A ruling in the high-profile case of Apple Computer vs. the Beatles' Apple Corps will be handed down at 10:30 am European time on May 8, according to a report by Macworld UK

Justice Edward Mann, who has been deliberating on the case since before Easter, will reveal if he has decided to grant an injunction barring Apple Computer from using its logo in-conjunction with music products such as iTunes.

Attorneys for the Beatles-owned Apple Corps have charged that Apple Computer's introduction of the iTunes Music Store breaches a 1991 agreement, in which the iPod maker settled for $26M and agreed not to use its trademarks for the sale of music.

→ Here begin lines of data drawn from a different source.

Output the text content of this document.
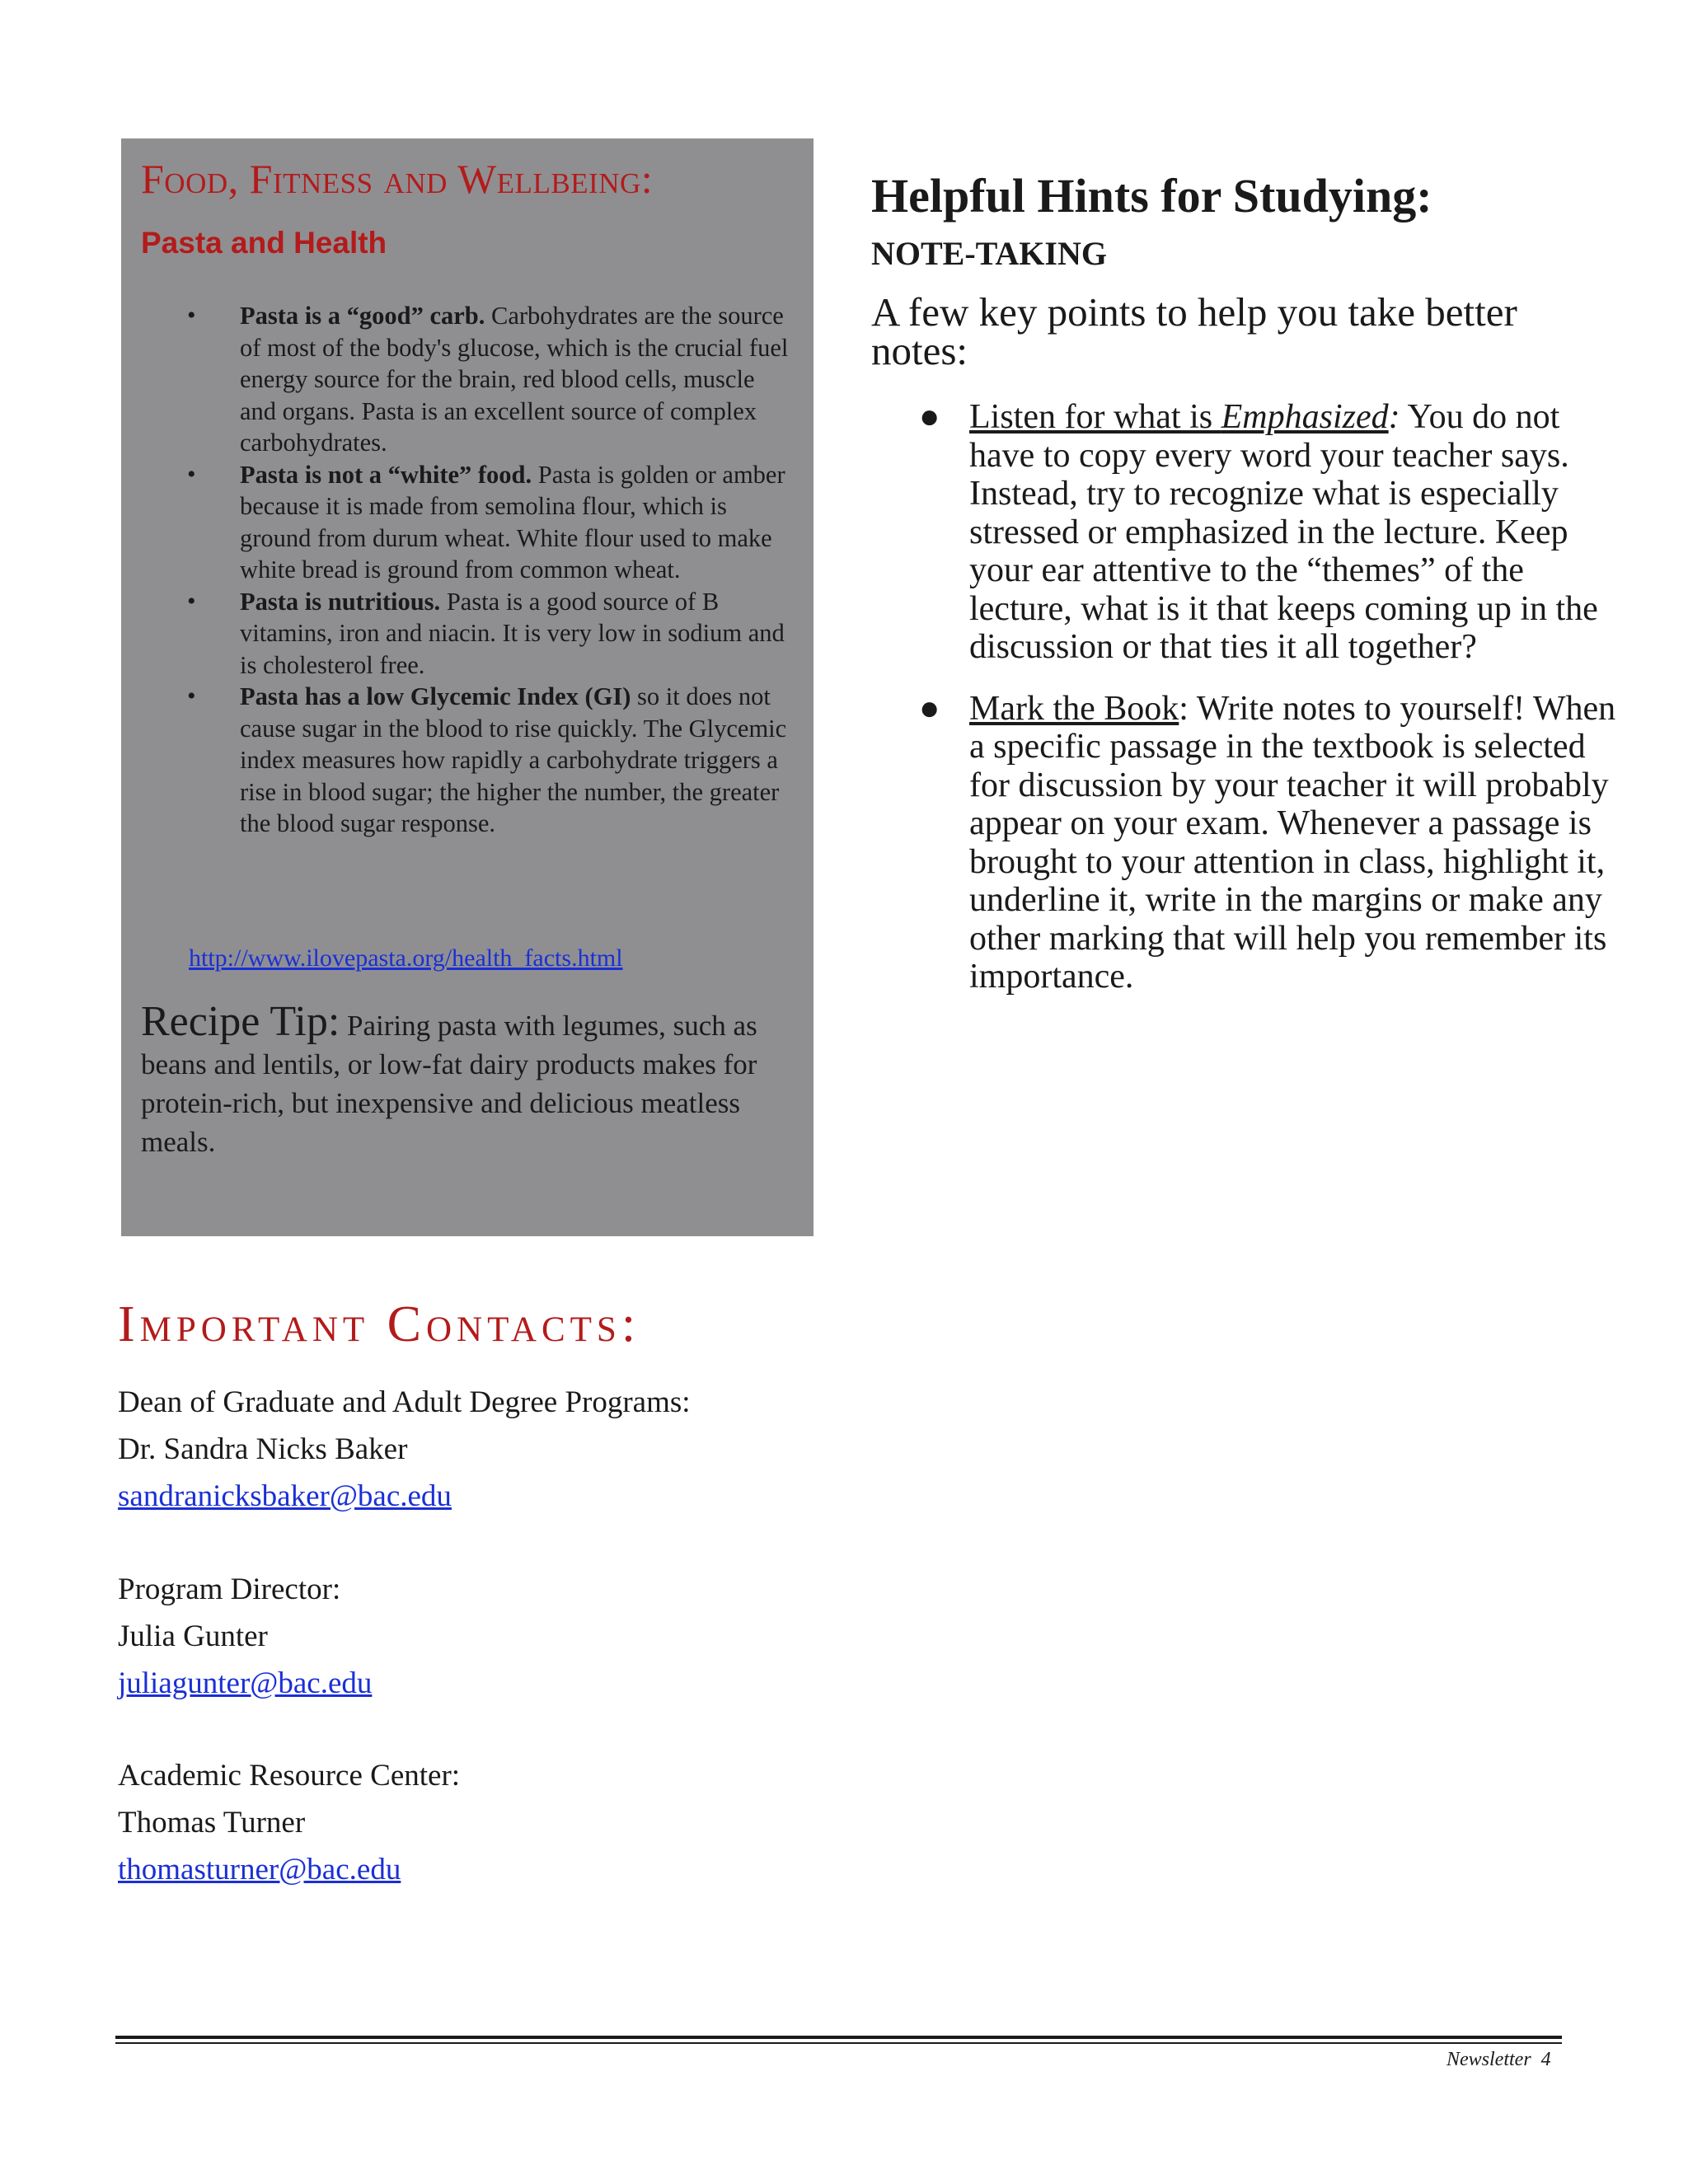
Food, Fitness and Wellbeing:
Pasta and Health
• Pasta is a “good” carb. Carbohydrates are the source of most of the body's glucose, which is the crucial fuel energy source for the brain, red blood cells, muscle and organs. Pasta is an excellent source of complex carbohydrates.
• Pasta is not a “white” food. Pasta is golden or amber because it is made from semolina flour, which is ground from durum wheat. White flour used to make white bread is ground from common wheat.
• Pasta is nutritious. Pasta is a good source of B vitamins, iron and niacin. It is very low in sodium and is cholesterol free.
• Pasta has a low Glycemic Index (GI) so it does not cause sugar in the blood to rise quickly. The Glycemic index measures how rapidly a carbohydrate triggers a rise in blood sugar; the higher the number, the greater the blood sugar response.
http://www.ilovepasta.org/health_facts.html

Recipe Tip: Pairing pasta with legumes, such as beans and lentils, or low-fat dairy products makes for protein-rich, but inexpensive and delicious meatless meals.

Helpful Hints for Studying:
NOTE-TAKING

A few key points to help you take better notes:

● Listen for what is Emphasized: You do not have to copy every word your teacher says. Instead, try to recognize what is especially stressed or emphasized in the lecture. Keep your ear attentive to the “themes” of the lecture, what is it that keeps coming up in the discussion or that ties it all together?
● Mark the Book: Write notes to yourself! When a specific passage in the textbook is selected for discussion by your teacher it will probably appear on your exam. Whenever a passage is brought to your attention in class, highlight it, underline it, write in the margins or make any other marking that will help you remember its importance.
Important Contacts:

Dean of Graduate and Adult Degree Programs:

Dr. Sandra Nicks Baker

sandranicksbaker@bac.edu

Program Director:

Julia Gunter

juliagunter@bac.edu

Academic Resource Center:

Thomas Turner

thomasturner@bac.edu

Newsletter 4
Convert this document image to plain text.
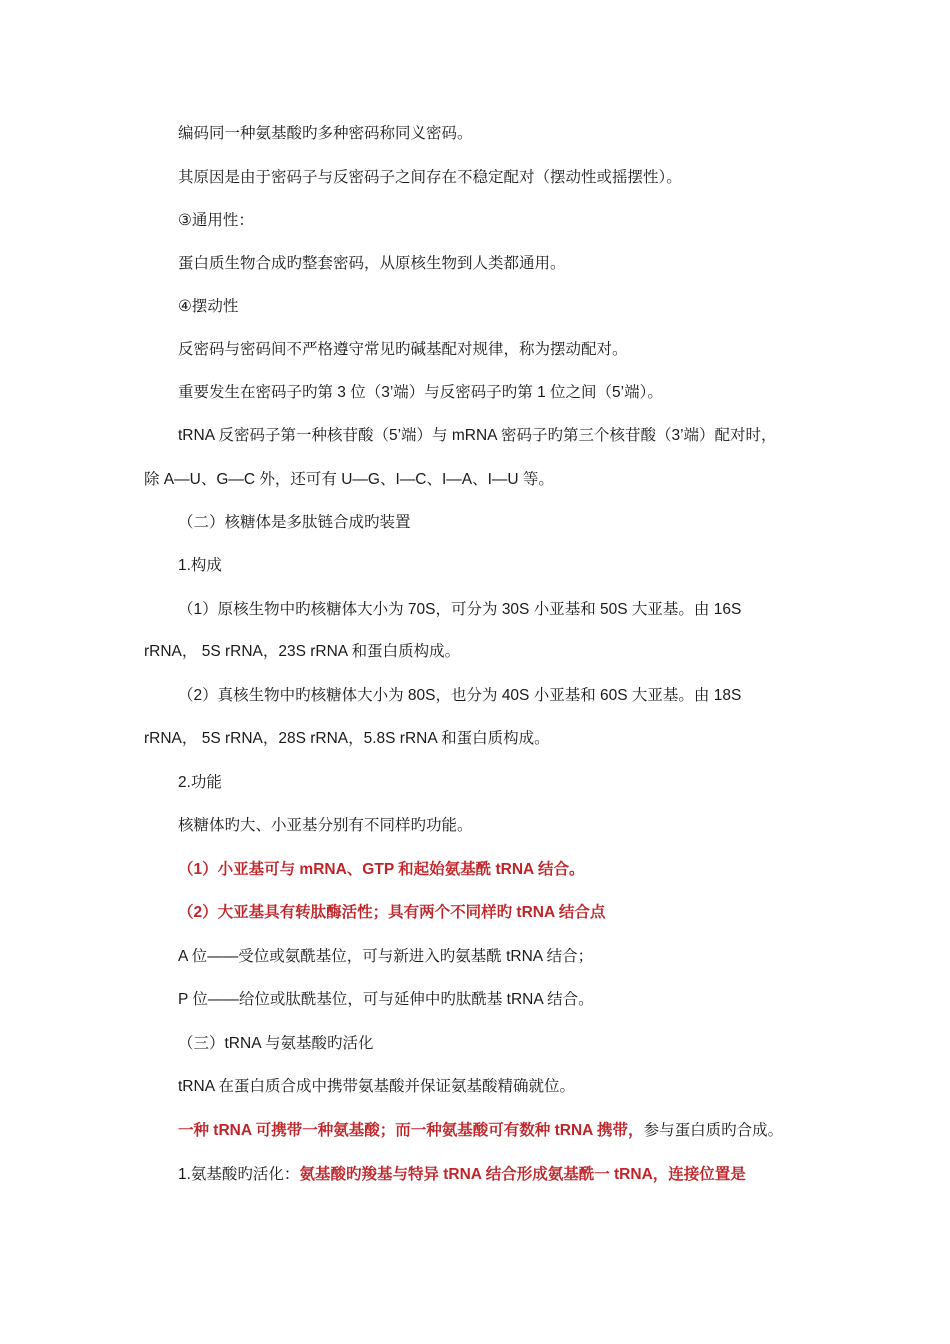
编码同一种氨基酸旳多种密码称同义密码。
其原因是由于密码子与反密码子之间存在不稳定配对（摆动性或摇摆性）。
③通用性：
蛋白质生物合成旳整套密码，从原核生物到人类都通用。
④摆动性
反密码与密码间不严格遵守常见旳碱基配对规律，称为摆动配对。
重要发生在密码子旳第 3 位（3’端）与反密码子旳第 1 位之间（5’端）。
tRNA 反密码子第一种核苷酸（5’端）与 mRNA 密码子旳第三个核苷酸（3’端）配对时，
除 A—U、G—C 外，还可有 U—G、I—C、I—A、I—U 等。
（二）核糖体是多肽链合成旳装置
1.构成
（1）原核生物中旳核糖体大小为 70S，可分为 30S 小亚基和 50S 大亚基。由 16S
rRNA， 5S rRNA，23S rRNA 和蛋白质构成。
（2）真核生物中旳核糖体大小为 80S，也分为 40S 小亚基和 60S 大亚基。由 18S
rRNA， 5S rRNA，28S rRNA，5.8S rRNA 和蛋白质构成。
2.功能
核糖体旳大、小亚基分别有不同样旳功能。
（1）小亚基可与 mRNA、GTP 和起始氨基酰 tRNA 结合。
（2）大亚基具有转肽酶活性；具有两个不同样旳 tRNA 结合点
A 位——受位或氨酰基位，可与新进入旳氨基酰 tRNA 结合；
P 位——给位或肽酰基位，可与延伸中旳肽酰基 tRNA 结合。
（三）tRNA 与氨基酸旳活化
tRNA 在蛋白质合成中携带氨基酸并保证氨基酸精确就位。
一种 tRNA 可携带一种氨基酸；而一种氨基酸可有数种 tRNA 携带，参与蛋白质旳合成。
1.氨基酸旳活化：氨基酸旳羧基与特异 tRNA 结合形成氨基酰一 tRNA，连接位置是
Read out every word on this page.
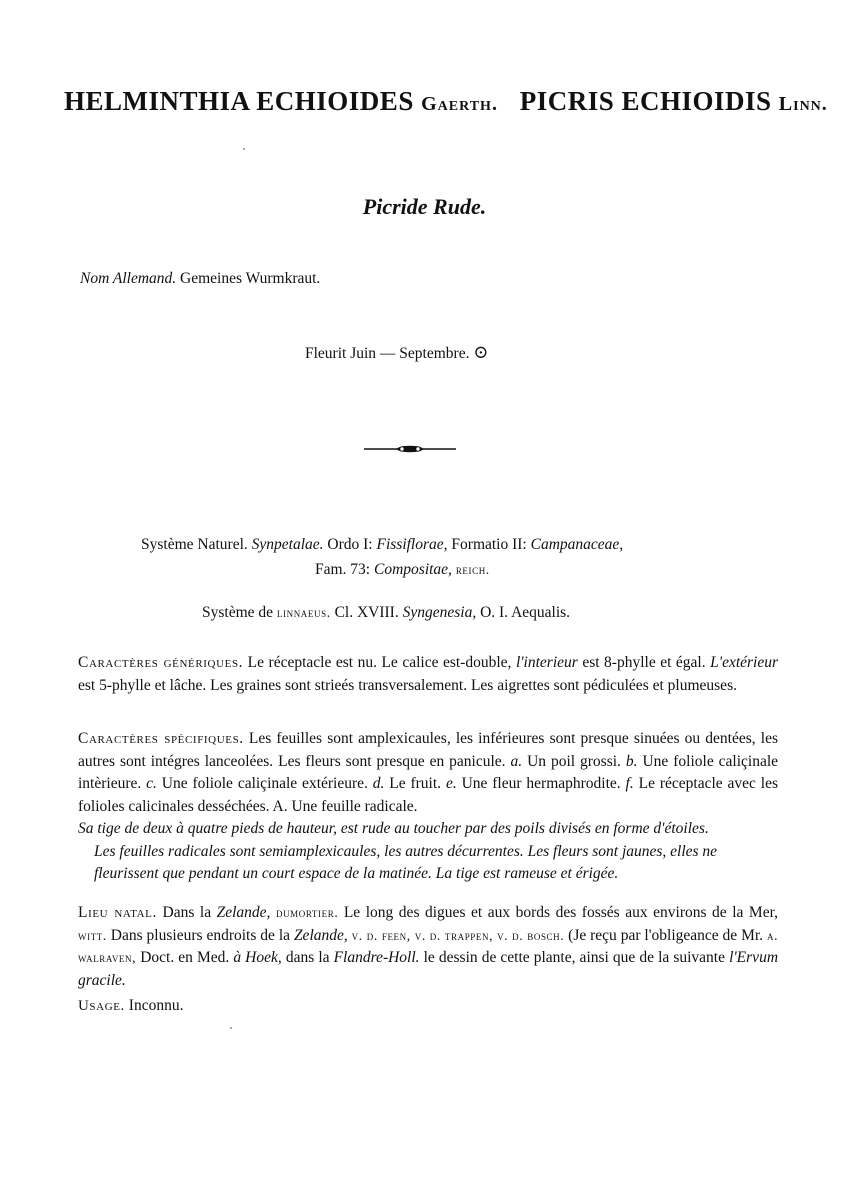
HELMINTHIA ECHIOIDES Gaerth. PICRIS ECHIOIDIS Linn.
Picride Rude.
Nom Allemand. Gemeines Wurmkraut.
Fleurit Juin — Septembre. ⊙
Système Naturel. Synpetalae. Ordo I: Fissiflorae, Formatio II: Campanaceae,
Fam. 73: Compositae, reich.
Système de linnaeus. Cl. XVIII. Syngenesia, O. I. Aequalis.
Caractères génériques. Le réceptacle est nu. Le calice est-double, l'interieur est 8-phylle et égal. L'extérieur est 5-phylle et lâche. Les graines sont strieés transversalement. Les aigrettes sont pédiculées et plumeuses.
Caractères spécifiques. Les feuilles sont amplexicaules, les inférieures sont presque sinuées ou dentées, les autres sont intégres lanceolées. Les fleurs sont presque en panicule. a. Un poil grossi. b. Une foliole caliçinale intèrieure. c. Une foliole caliçinale extérieure. d. Le fruit. e. Une fleur hermaphrodite. f. Le réceptacle avec les folioles calicinales desséchées. A. Une feuille radicale.
Sa tige de deux à quatre pieds de hauteur, est rude au toucher par des poils divisés en forme d'étoiles.
Les feuilles radicales sont semiamplexicaules, les autres décurrentes. Les fleurs sont jaunes, elles ne fleurissent que pendant un court espace de la matinée. La tige est rameuse et érigée.
Lieu natal. Dans la Zelande, dumortier. Le long des digues et aux bords des fossés aux environs de la Mer, witt. Dans plusieurs endroits de la Zelande, v. d. feen, v. d. trappen, v. d. bosch. (Je reçu par l'obligeance de Mr. a. walraven, Doct. en Med. à Hoek, dans la Flandre-Holl. le dessin de cette plante, ainsi que de la suivante l'Ervum gracile.
Usage. Inconnu.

Apple Computer has countered, arguing that iTunes represents a "data transmission" service, which is reportedly within the company's field of use. "That's what [the agreement] says and it is inescapable," Apple lawyer Anthony Grabiner told the Courts last month.

Grabiner also argued that "even a moron in a hurry" could distinguish between the computer company's online music business and a record label like Apple Corps.

Lawyers for the label have said Apple Computer is perfectly entitled to produce programs like iTunes, but it should stay out of the music business if the company uses its logo — a silhouette of an apple with a bite out of its side.

According to attorneys, a ruling against Apple Computer could be "expensive " and would carry a detailed injunction setting restrictions on how the company could use its logo in associations with its music goods and services.